En 1947, Il ouvre sa première boutique et la nomme pragmatiquement Hennes qui signifie “elle” dans la langue d’ABBA. Deux décennies plus tard, le self-made-man suédois qui a toujours plus d’appétit et d’ambition fait l’acquisition de Mauritz Widforss, un fabricant de vêtements de chasse pour hommes. De son nouvel achat, il ne garde que la première initiale et le fusionne ensuite avec sa marque pour femmes. Persson signe ainsi son entrée sur le marché de la mode pour tous avec  cette nouvelle entreprise qu’il nomme, en toute simplicité, H&M. 48 ans plus tard, sa création a investi les centres commerciaux des six continents et l’inconscient collectif. 

100.000 employés

À l’instar de sa compatriote Ikea qui clame que 10 % des bébés sont conçus dans un de ses lits, l’enseigne est entrée dans les mœurs vestimentaires et marque les esprits par son omniprésence. Les chiffres de son ascension donnent le vertige: 20,246 milliards d’euros de recettes en 2015 pour 2,161 milliards de bénéfices, plus de 100.000 employés à travers le monde, 4.135 boutiques dans 64 pays dont 86 en Belgique.
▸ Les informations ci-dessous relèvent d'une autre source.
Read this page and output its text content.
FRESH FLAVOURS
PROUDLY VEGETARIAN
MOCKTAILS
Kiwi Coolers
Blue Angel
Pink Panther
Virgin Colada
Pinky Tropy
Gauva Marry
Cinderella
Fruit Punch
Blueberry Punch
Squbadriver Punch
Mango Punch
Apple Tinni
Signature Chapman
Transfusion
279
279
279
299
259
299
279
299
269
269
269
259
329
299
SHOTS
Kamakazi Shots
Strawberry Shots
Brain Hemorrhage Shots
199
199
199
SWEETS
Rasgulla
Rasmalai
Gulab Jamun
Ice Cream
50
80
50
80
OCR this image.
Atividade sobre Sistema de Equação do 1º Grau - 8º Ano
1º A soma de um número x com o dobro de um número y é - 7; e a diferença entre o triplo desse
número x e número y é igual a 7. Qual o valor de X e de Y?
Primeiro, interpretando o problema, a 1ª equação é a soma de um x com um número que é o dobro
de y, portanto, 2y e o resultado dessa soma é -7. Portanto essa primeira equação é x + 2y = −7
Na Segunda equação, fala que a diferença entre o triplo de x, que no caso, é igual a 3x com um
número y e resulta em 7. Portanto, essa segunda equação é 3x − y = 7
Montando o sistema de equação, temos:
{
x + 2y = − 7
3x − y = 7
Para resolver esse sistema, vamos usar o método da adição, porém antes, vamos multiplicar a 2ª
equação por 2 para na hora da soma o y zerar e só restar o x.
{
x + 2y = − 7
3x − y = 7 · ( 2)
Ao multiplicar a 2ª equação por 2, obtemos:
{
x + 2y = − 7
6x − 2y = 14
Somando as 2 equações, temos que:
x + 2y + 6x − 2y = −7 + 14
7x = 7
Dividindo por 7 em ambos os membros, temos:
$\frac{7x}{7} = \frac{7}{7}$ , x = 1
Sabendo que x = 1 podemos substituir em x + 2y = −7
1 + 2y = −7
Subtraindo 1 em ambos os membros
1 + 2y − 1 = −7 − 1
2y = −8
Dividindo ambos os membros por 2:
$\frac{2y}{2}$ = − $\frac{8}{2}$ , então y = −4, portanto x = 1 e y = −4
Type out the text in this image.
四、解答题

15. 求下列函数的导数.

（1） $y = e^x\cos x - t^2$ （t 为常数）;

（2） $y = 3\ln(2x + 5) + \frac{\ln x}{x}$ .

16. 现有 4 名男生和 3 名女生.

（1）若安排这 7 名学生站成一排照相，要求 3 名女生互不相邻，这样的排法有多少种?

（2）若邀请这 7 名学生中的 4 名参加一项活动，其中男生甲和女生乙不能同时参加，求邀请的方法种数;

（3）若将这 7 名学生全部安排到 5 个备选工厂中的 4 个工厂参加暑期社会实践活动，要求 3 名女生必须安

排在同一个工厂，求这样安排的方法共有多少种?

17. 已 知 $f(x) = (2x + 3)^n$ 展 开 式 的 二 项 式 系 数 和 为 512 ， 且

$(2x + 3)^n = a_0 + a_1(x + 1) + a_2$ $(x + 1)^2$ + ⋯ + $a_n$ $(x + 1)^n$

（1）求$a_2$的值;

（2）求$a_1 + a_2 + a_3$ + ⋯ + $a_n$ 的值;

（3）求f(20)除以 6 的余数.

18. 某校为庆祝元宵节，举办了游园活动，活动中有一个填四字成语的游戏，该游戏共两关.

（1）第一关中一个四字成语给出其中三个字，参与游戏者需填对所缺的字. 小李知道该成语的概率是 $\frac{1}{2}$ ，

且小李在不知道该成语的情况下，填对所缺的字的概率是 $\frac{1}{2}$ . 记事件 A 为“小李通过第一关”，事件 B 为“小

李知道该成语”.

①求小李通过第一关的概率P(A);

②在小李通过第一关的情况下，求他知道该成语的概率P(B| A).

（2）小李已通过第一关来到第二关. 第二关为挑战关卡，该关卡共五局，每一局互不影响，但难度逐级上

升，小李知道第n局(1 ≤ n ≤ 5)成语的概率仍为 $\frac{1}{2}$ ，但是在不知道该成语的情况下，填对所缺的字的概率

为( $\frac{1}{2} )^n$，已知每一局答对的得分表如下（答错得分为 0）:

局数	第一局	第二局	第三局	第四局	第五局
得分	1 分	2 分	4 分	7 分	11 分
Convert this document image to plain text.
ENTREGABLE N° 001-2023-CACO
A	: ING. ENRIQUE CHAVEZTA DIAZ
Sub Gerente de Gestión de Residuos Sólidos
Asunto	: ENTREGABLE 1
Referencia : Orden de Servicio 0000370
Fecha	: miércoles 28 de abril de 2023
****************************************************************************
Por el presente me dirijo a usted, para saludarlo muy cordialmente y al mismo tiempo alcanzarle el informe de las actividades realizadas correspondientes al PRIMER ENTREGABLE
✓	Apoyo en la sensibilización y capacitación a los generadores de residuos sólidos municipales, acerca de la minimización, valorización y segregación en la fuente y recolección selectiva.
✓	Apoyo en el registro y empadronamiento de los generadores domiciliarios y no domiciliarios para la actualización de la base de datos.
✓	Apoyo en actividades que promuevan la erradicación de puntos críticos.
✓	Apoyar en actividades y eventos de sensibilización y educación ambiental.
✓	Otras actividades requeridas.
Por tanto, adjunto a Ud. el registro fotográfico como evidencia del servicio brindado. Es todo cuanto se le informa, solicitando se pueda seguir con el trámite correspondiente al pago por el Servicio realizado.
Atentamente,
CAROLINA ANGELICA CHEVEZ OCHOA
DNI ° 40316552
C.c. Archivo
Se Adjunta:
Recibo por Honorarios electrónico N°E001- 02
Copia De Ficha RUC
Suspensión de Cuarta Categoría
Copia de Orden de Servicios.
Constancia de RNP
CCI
La petite PME née sur les bords du lac Mälar s’est muée en géant du textile mondial. Au point d’être classée vingtième marque la plus bancable, tous secteurs confondus, par Interbrand. Dans la fringue, seuls Nike et Louis Vuitton – pas vraiment des concurrents directs – sont mieux évalués par l’agence d’analyse financière.